La  » fête  » à dix milliards

L’organisation d’une Coupe du monde de football suscite de plus en plus de protestations. En 2010, on s’est interrogé sur son bien-fondé, l’Afrique du Sud croulant sous la misère. Comme les grandes manifestations sportives sont utilisées pour se placer en vitrine, on a éloigné des rues tous les mendiants, pour les déporter à des centaines de kilomètres, comme des parias d’une société déséquilibrée. On a diffusé des récits angoissants, craignant que la criminalité issue des townships, foyers d’échanges de tirs, n’atteigne le tournoi. Il ne s’est finalement rien passé, grâce au déploiement impressionnant des forces de police.

Quatre ans plus tard, au Brésil, les scénarios les plus horribles ont refait surface. Le tournoi a été précédé de nombreuses protestations contre la corruption des politiciens, le gaspillage et toutes sortes de problèmes sociaux. La flambée des prix a suscité un large mécontentement. Mais il n’y a pas eu de nouvelle explosion de protestations pendant le Mondial. Une fois encore, le dispositif de sécurité était impressionnant.

Vendredi, le tirage au sort à Moscou a donné le coup d’envoi du tournoi dans un enthousiasme soigneusement nourri. Mais en Russie aussi, il y a un revers à la médaille, une sinistre réalité. Avant la Coupe des Confédérations, des protestations contre la corruption ont éclaté dans 200 villes. Elles ont été brutalement réprimées. Des manifestants pacifistes et sans défense ont été tabassés et arrêtés. Ensuite, il a été question d’ouvriers morts sur les chantiers et on a dévoilé un recours à grande échelle au dopage.

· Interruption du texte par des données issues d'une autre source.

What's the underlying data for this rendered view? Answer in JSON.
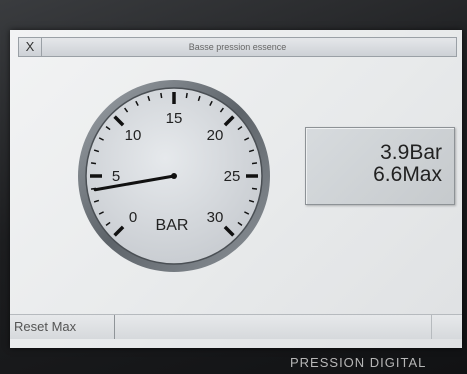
{
  "window": {
    "title": "Basse pression essence",
    "close_label": "X"
  },
  "gauge": {
    "unit_label": "BAR",
    "min": 0,
    "max": 30,
    "major_ticks": [
      "0",
      "5",
      "10",
      "15",
      "20",
      "25",
      "30"
    ],
    "needle_value": 3.9,
    "face_color": "#d8dbdf",
    "ring_color": "#c5c9cd"
  },
  "readout": {
    "current": "3.9Bar",
    "max": "6.6Max"
  },
  "footer": {
    "reset_label": "Reset Max"
  },
  "device_text": "PRESSION DIGITAL"
}
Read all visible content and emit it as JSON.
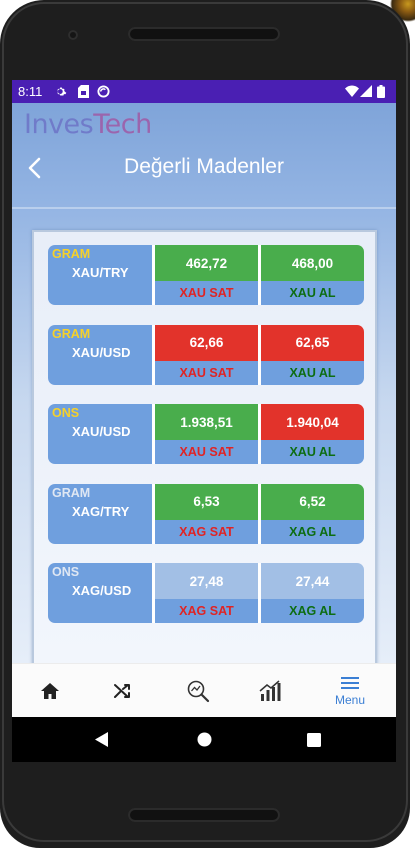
{
  "status_bar": {
    "time": "8:11",
    "icons": [
      "gear-icon",
      "sim-card-icon",
      "sync-icon",
      "wifi-icon",
      "signal-icon",
      "battery-icon"
    ]
  },
  "app": {
    "brand_part1": "Inves",
    "brand_part2": "Tech",
    "title": "Değerli Madenler"
  },
  "rows": [
    {
      "tag": "GRAM",
      "tag_color": "#f6d12a",
      "symbol": "XAU/TRY",
      "left_value": "462,72",
      "left_state": "up",
      "left_action": "XAU SAT",
      "right_value": "468,00",
      "right_state": "up",
      "right_action": "XAU AL"
    },
    {
      "tag": "GRAM",
      "tag_color": "#f6d12a",
      "symbol": "XAU/USD",
      "left_value": "62,66",
      "left_state": "down",
      "left_action": "XAU SAT",
      "right_value": "62,65",
      "right_state": "down",
      "right_action": "XAU AL"
    },
    {
      "tag": "ONS",
      "tag_color": "#f6d12a",
      "symbol": "XAU/USD",
      "left_value": "1.938,51",
      "left_state": "up",
      "left_action": "XAU SAT",
      "right_value": "1.940,04",
      "right_state": "down",
      "right_action": "XAU AL"
    },
    {
      "tag": "GRAM",
      "tag_color": "#dfe7f3",
      "symbol": "XAG/TRY",
      "left_value": "6,53",
      "left_state": "up",
      "left_action": "XAG SAT",
      "right_value": "6,52",
      "right_state": "up",
      "right_action": "XAG AL"
    },
    {
      "tag": "ONS",
      "tag_color": "#dfe7f3",
      "symbol": "XAG/USD",
      "left_value": "27,48",
      "left_state": "neutral",
      "left_action": "XAG SAT",
      "right_value": "27,44",
      "right_state": "neutral",
      "right_action": "XAG AL"
    }
  ],
  "colors": {
    "up": "#49ad4c",
    "down": "#e2332b",
    "neutral": "#a2bfe5",
    "sell_text": "#e02424",
    "buy_text": "#0d6d12",
    "accent": "#3b7fd4",
    "status_bar": "#4a1fb3"
  },
  "bottom_nav": {
    "items": [
      {
        "icon": "home-icon"
      },
      {
        "icon": "shuffle-icon"
      },
      {
        "icon": "search-chart-icon"
      },
      {
        "icon": "bar-chart-icon"
      },
      {
        "icon": "menu-icon",
        "label": "Menu",
        "active": true
      }
    ]
  },
  "system_nav": [
    "back-triangle-icon",
    "home-circle-icon",
    "recents-square-icon"
  ]
}
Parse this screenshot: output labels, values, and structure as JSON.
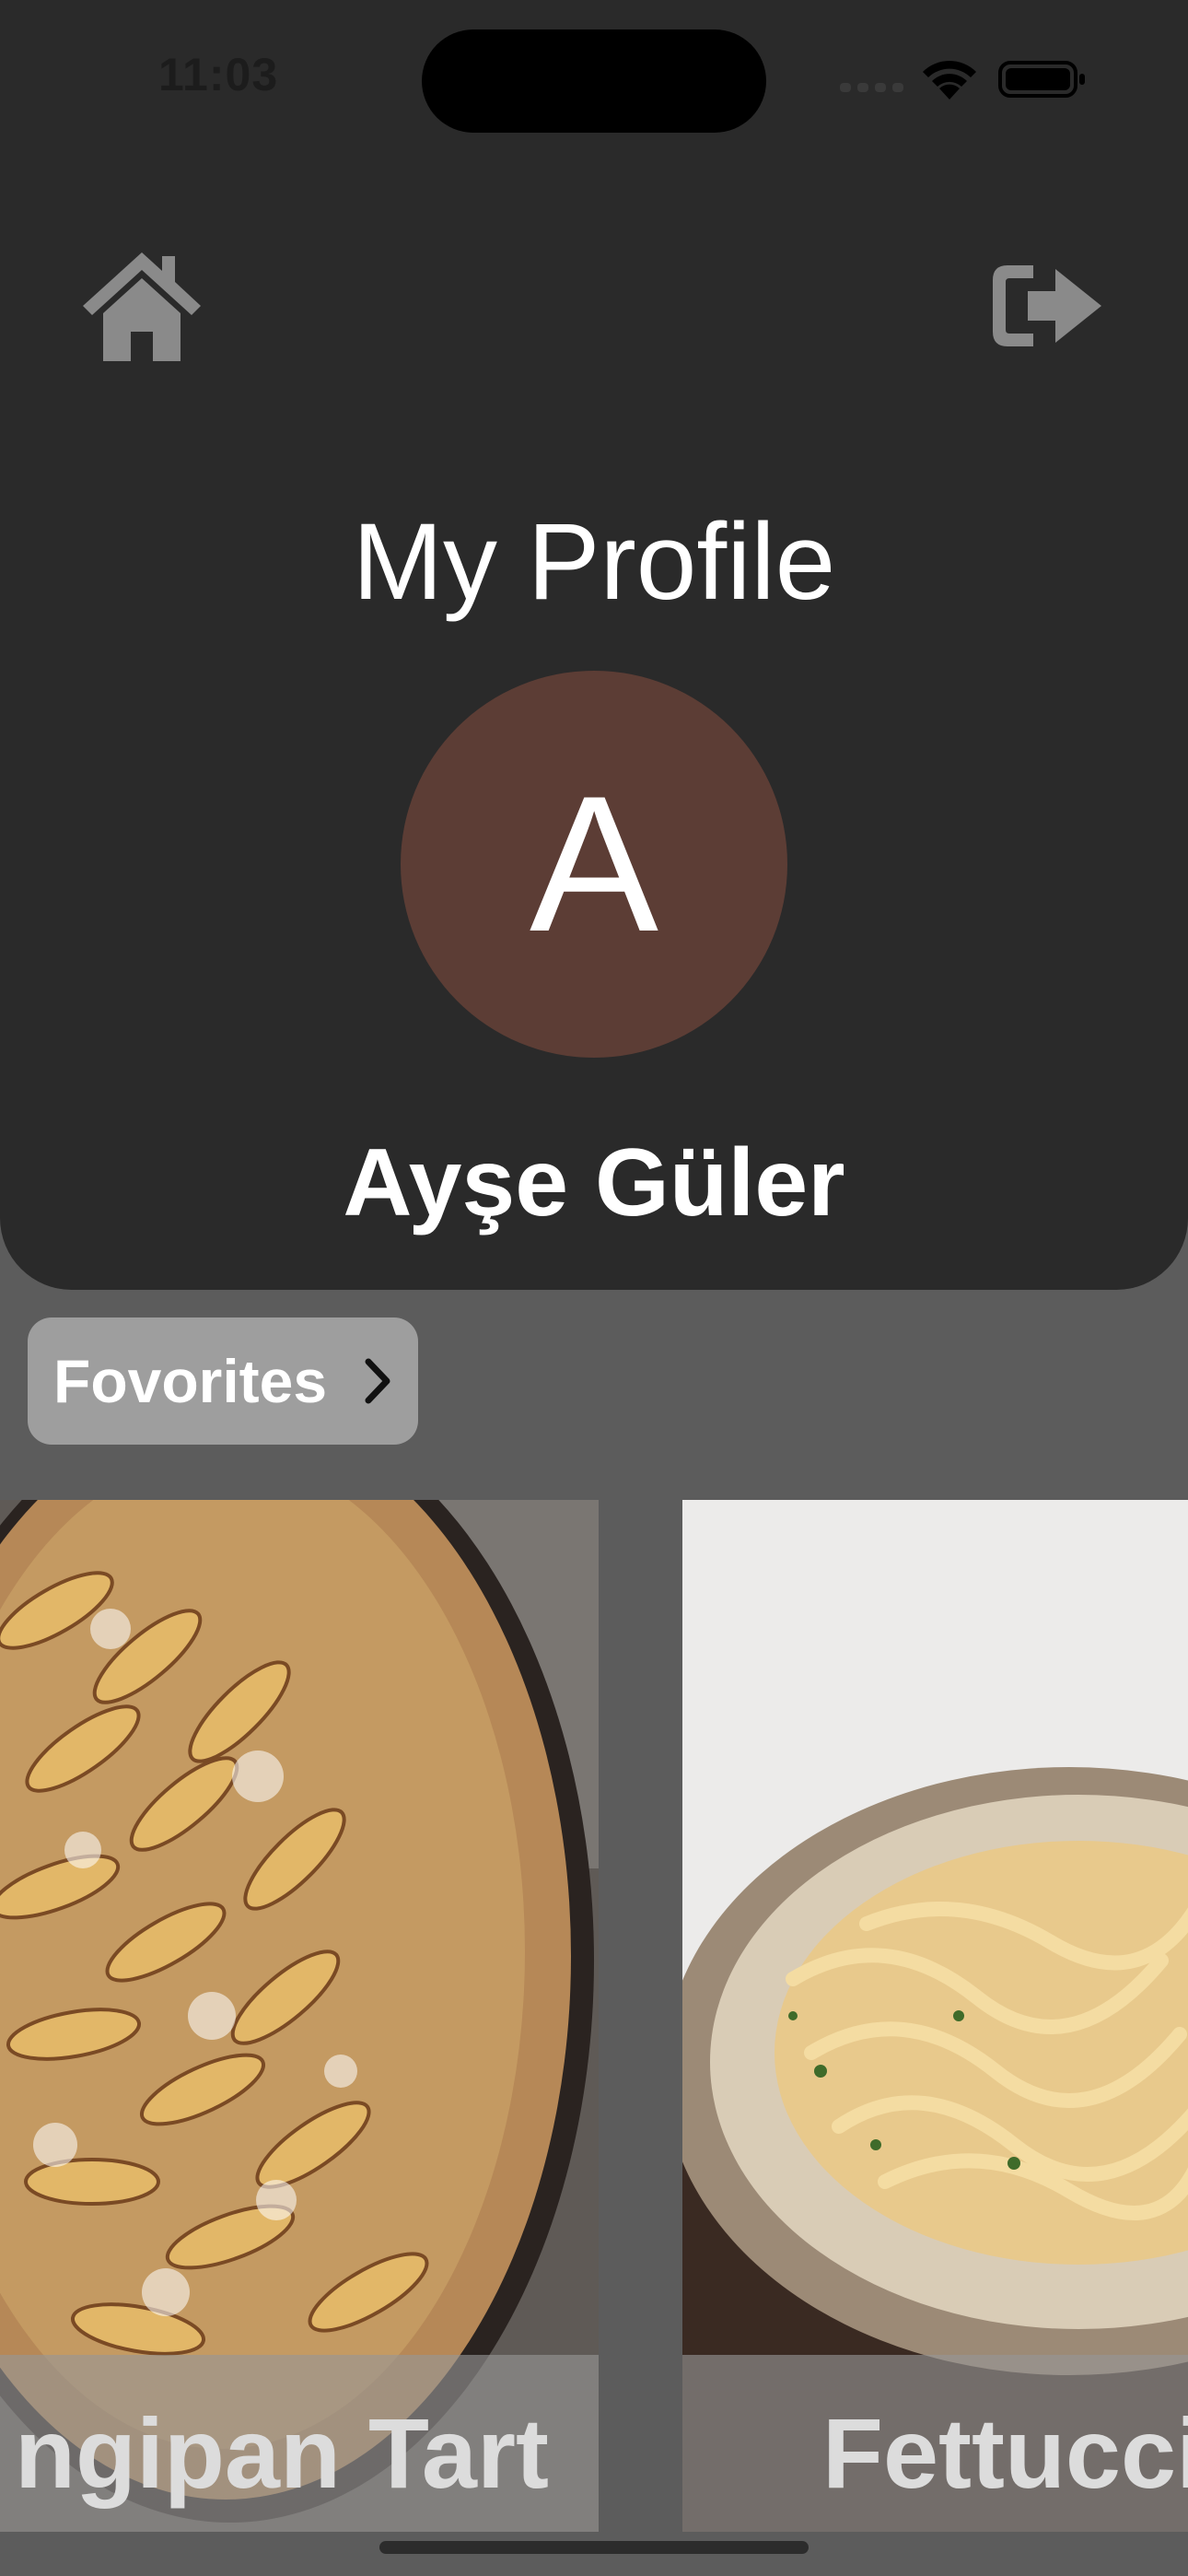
{
  "status_bar": {
    "time": "11:03"
  },
  "nav": {
    "home_icon": "home-icon",
    "logout_icon": "logout-icon"
  },
  "profile": {
    "title": "My Profile",
    "avatar_initial": "A",
    "avatar_color": "#5c3d35",
    "name": "Ayşe Güler"
  },
  "favorites": {
    "label": "Fovorites",
    "chevron_icon": "chevron-right-icon",
    "items": [
      {
        "name": "Frangipan Tart",
        "visible_caption": "ngipan Tart"
      },
      {
        "name": "Fettuccine",
        "visible_caption": "Fettucci"
      }
    ]
  },
  "colors": {
    "header_bg": "#2a2a2a",
    "page_bg": "#5c5c5c",
    "button_bg": "#9e9e9e",
    "icon_gray": "#8a8a8a"
  }
}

Le CIO vient de suspendre à vie cinq athlètes russes. Le vice-premier ministre et ministre des Sports Vitaly Mutko a piqué une crise de colère, déclarant qu’on voulait à tout prix discréditer son pays. La FIFA a balayé les critiques de la main, de même que la question de savoir s’il était moral d’organiser une Coupe du monde dans un pays qui bafoue les droits de l’homme. De ce point de vue, rien n’a changé au sommet de la fédération mondiale sous la présidence de Gianni Infantino. Le Suisse a paradé aux côtés du président russe Vladimir Poutine pendant la cérémonie d’ouverture, avec une auto-satisfaction qui rappelait l’attitude de Sepp Blatter, qui aimait se poser en apôtre de la paix.

Le Mondial russe, le plus cher de l’histoire, doit être une grande fête. Le budget est passé à dix milliards d’euros, ce qui est relativement peu selon les normes russes. Par exemple, les Jeux Olympiques d’hiver de Sotchi ont coûté 37 milliards.

La Russie, qui peut s’appuyer sur une riche tradition footballistique, doit se présenter en nation folle de football l’année prochaine. Mais ça risque de poser problème. La violence et les maigres assistances sont le principal souci du football professionnel russe. Juste avant le tirage au sort, on a installé sur la Place Rouge une patinoire où les enfants jouent au hockey sur glace, le sport le plus populaire du pays. Reste à voir si l’intérêt se reportera sur le football en été.

Les Diables Rouges ont bénéficié d’un tirage au sort favorable et peuvent commencer à préparer ce tournoi. On peut s’étonner que tout le monde voie déjà l’équipe en quarts de finale. Les récents matches de préparation ont révélé que le chemin était encore long. Y compris contre des adversaires de moindre envergure.

Ça n’abaisse pas les attentes. Cette génération, portée par des footballeurs qui se distinguent chaque semaine dans des compétitions étrangères de pointe, reste adulée. Il est grand temps qu’elle se montre sur le terrain. Avec les bons joueurs à la bonne place.